Spirited Communication

Avoid blogger “road rage”

[This is a post that I entered into a contest sponsored by Ted Demopoulos on his Blogging for Business site. I won a copy of the book, and am enjoying it immensely.]

I was listening to a podcast discussion about the heat that Dell was taking following the launch of its One2One blog, when I began to get frustrated with the driver in front of me. He was driving too slowly, and I was growing impatient, waiting for him to speed up. We finally reached a portion of roadway with a second lane, and when “Mr. Poky” didn’t immediately move to the right lane to let me pass, I gunned my Passat, swung into the right lane, and roared past him.

Of course, I had to shake my head at him and swerve in front of him as I passed.

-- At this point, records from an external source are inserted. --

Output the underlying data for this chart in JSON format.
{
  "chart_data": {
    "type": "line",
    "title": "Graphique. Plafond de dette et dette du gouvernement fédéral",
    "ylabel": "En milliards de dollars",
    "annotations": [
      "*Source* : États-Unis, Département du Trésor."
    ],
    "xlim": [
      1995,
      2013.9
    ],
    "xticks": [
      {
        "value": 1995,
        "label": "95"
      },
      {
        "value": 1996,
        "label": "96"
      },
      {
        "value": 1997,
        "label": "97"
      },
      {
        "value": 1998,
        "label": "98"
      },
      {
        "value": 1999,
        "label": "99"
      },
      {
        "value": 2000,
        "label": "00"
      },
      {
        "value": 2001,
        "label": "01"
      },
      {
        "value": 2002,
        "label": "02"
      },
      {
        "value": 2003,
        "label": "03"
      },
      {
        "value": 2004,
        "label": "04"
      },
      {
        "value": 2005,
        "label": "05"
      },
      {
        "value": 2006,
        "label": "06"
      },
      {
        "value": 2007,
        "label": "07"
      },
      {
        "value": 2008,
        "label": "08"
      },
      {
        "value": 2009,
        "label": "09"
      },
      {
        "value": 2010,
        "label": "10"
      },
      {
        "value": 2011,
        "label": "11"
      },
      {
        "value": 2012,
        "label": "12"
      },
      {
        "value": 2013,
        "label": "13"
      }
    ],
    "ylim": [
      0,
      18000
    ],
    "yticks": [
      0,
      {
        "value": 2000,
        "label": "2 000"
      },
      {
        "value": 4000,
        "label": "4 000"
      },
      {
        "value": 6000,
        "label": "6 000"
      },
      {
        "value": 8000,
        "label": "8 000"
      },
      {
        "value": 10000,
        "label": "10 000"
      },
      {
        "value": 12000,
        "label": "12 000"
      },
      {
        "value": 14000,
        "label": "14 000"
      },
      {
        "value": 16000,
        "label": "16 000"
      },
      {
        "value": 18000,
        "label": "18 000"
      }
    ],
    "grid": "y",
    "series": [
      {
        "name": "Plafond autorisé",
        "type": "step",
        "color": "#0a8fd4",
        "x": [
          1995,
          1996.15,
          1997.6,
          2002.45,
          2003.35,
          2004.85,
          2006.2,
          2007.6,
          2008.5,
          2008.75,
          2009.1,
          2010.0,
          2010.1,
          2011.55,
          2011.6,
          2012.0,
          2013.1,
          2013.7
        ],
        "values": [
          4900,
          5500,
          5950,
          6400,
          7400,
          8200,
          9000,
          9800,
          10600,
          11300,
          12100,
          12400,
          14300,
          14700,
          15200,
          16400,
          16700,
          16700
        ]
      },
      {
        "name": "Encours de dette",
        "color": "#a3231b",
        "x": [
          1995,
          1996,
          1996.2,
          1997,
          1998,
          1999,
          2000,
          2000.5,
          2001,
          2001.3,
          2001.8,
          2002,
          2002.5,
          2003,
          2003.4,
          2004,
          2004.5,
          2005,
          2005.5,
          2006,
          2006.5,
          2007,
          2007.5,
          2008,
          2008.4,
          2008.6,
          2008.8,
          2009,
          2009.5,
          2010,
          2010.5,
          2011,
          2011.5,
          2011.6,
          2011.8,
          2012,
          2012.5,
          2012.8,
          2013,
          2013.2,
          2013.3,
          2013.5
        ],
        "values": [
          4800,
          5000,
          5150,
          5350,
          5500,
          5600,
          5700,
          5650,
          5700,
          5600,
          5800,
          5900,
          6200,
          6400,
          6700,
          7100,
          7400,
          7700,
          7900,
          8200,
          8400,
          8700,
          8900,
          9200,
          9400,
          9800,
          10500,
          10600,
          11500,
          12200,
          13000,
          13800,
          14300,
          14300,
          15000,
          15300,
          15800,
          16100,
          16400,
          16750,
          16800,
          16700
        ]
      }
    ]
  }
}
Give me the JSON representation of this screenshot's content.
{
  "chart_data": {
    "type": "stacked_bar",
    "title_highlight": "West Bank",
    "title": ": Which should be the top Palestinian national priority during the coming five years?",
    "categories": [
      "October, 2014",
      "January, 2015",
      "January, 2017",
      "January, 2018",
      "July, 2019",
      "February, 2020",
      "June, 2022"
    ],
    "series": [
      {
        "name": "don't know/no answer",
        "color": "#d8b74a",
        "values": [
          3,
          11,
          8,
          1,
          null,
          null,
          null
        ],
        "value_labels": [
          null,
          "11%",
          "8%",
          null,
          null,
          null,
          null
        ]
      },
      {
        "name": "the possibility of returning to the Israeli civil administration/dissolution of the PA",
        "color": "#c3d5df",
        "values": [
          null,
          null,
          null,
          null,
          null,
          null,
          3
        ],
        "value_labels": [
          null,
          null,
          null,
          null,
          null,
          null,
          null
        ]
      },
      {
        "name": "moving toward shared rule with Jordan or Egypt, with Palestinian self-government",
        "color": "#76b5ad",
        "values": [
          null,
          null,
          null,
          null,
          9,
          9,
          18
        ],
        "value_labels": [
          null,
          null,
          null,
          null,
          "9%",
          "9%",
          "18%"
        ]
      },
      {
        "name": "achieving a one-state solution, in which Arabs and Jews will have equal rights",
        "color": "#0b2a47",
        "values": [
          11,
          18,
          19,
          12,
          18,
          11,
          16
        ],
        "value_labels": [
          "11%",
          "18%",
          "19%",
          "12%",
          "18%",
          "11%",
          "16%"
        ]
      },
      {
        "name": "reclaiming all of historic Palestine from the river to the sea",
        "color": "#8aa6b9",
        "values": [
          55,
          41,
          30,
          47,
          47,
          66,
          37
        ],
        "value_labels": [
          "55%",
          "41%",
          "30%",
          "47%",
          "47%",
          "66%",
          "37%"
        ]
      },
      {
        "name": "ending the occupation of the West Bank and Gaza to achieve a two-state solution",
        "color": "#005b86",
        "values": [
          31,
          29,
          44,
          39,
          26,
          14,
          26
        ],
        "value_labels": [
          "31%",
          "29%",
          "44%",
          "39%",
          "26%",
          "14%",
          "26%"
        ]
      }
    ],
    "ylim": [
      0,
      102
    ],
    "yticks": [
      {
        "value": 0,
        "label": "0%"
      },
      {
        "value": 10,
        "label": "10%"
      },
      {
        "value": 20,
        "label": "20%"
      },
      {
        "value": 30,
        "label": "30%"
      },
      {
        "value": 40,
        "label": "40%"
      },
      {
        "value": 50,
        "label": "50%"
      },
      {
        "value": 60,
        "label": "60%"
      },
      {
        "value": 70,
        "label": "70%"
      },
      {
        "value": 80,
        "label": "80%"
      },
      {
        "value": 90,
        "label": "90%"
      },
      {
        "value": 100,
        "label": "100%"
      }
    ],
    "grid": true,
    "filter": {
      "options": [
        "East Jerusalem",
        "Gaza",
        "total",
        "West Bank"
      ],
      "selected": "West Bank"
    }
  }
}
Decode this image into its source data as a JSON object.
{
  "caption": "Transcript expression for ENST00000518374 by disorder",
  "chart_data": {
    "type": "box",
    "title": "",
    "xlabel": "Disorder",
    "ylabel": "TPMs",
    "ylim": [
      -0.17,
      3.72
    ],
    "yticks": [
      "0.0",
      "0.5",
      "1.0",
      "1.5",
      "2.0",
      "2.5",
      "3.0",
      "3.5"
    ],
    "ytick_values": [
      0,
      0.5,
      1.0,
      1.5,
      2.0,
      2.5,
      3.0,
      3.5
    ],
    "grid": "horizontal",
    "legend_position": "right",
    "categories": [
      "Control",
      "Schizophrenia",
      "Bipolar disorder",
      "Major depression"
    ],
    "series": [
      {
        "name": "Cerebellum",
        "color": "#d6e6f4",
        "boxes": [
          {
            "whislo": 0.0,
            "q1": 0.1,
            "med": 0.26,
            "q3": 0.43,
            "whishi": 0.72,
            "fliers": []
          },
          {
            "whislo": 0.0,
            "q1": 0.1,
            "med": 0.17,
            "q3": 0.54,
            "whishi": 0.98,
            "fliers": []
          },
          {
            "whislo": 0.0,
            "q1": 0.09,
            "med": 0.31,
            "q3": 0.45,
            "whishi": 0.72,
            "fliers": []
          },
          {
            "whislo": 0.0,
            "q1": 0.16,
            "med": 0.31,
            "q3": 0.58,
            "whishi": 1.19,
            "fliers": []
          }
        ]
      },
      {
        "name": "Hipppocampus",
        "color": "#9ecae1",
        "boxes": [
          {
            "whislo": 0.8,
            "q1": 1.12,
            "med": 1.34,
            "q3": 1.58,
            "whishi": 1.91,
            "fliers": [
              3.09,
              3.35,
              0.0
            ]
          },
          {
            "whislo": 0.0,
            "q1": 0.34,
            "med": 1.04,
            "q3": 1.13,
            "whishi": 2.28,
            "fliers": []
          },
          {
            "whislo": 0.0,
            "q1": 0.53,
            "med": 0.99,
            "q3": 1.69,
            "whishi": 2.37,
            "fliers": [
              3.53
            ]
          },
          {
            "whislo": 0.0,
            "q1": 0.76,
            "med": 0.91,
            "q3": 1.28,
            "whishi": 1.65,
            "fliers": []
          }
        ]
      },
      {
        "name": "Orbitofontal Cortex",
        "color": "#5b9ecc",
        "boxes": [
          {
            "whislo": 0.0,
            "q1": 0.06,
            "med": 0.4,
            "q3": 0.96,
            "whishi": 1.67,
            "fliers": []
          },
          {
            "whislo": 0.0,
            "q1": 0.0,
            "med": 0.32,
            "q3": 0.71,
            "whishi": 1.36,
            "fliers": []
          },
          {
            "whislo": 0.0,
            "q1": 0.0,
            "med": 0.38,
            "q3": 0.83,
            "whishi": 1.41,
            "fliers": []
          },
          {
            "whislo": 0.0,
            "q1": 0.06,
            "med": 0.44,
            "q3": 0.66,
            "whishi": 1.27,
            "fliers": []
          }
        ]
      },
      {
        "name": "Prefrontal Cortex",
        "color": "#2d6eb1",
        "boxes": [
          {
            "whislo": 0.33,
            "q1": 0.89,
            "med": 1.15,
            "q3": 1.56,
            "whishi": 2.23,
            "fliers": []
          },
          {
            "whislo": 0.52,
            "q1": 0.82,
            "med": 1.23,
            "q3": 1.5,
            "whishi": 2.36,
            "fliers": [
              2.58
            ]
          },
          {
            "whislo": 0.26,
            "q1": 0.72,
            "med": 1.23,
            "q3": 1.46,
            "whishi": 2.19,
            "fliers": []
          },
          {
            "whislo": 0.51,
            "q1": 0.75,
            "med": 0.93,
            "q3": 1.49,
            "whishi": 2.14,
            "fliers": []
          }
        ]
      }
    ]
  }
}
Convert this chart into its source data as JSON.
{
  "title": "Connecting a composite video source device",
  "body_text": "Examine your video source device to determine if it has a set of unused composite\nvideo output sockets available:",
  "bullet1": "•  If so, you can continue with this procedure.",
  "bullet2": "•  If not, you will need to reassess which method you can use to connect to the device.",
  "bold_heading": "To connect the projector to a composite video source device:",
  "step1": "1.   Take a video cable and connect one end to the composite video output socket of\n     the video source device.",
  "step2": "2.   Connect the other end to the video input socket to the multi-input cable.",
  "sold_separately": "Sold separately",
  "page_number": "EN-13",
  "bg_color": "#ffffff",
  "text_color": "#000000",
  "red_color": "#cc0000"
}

How else was he going to learn the consequences of inferior driving?

Well that sad example of road rage is also a cautionary tale for communicators participating in a blogging initiative within a company. As we are seeing with Dell’s critics, some people have a low tolerance for a person or company entering slowly onto the blogging highway.

It really reminds me of my run-in (fortunately not a run-into) with that slow driver. I’m comfortable handling my car, and I’ve been driving long enough to know when to be aggressive, and when to cruise along with the flow. It helped to grow up in Chicago, where you either learn how to drive, or resign yourself to using public transportation.

But what about the people who are just learning to drive—or blog? Should we honk our horns at them, or try to force them off of the road? If someone had done that to us, how many of us would have been dedicated enough to get over the learning curve without spinning out?

My advice to corporate communicators is to prepare their management to the reality of a medium that encourages transparency and conversation. They will read things that disturb them. They may be criticized as they try to find their individual voices while publishing their initial blog posts. Some “blogging expert” might even try to send them into the ditch.

Tell them to grip the wheel comfortably and keep their eyes on the road ahead—and don’t run out of gas.

1 Comment

  1. donna papacosta

    Good analogy, Tom! Road rage and blog rage. I also agree with your assessment of Blogging for Business. It’s very well done.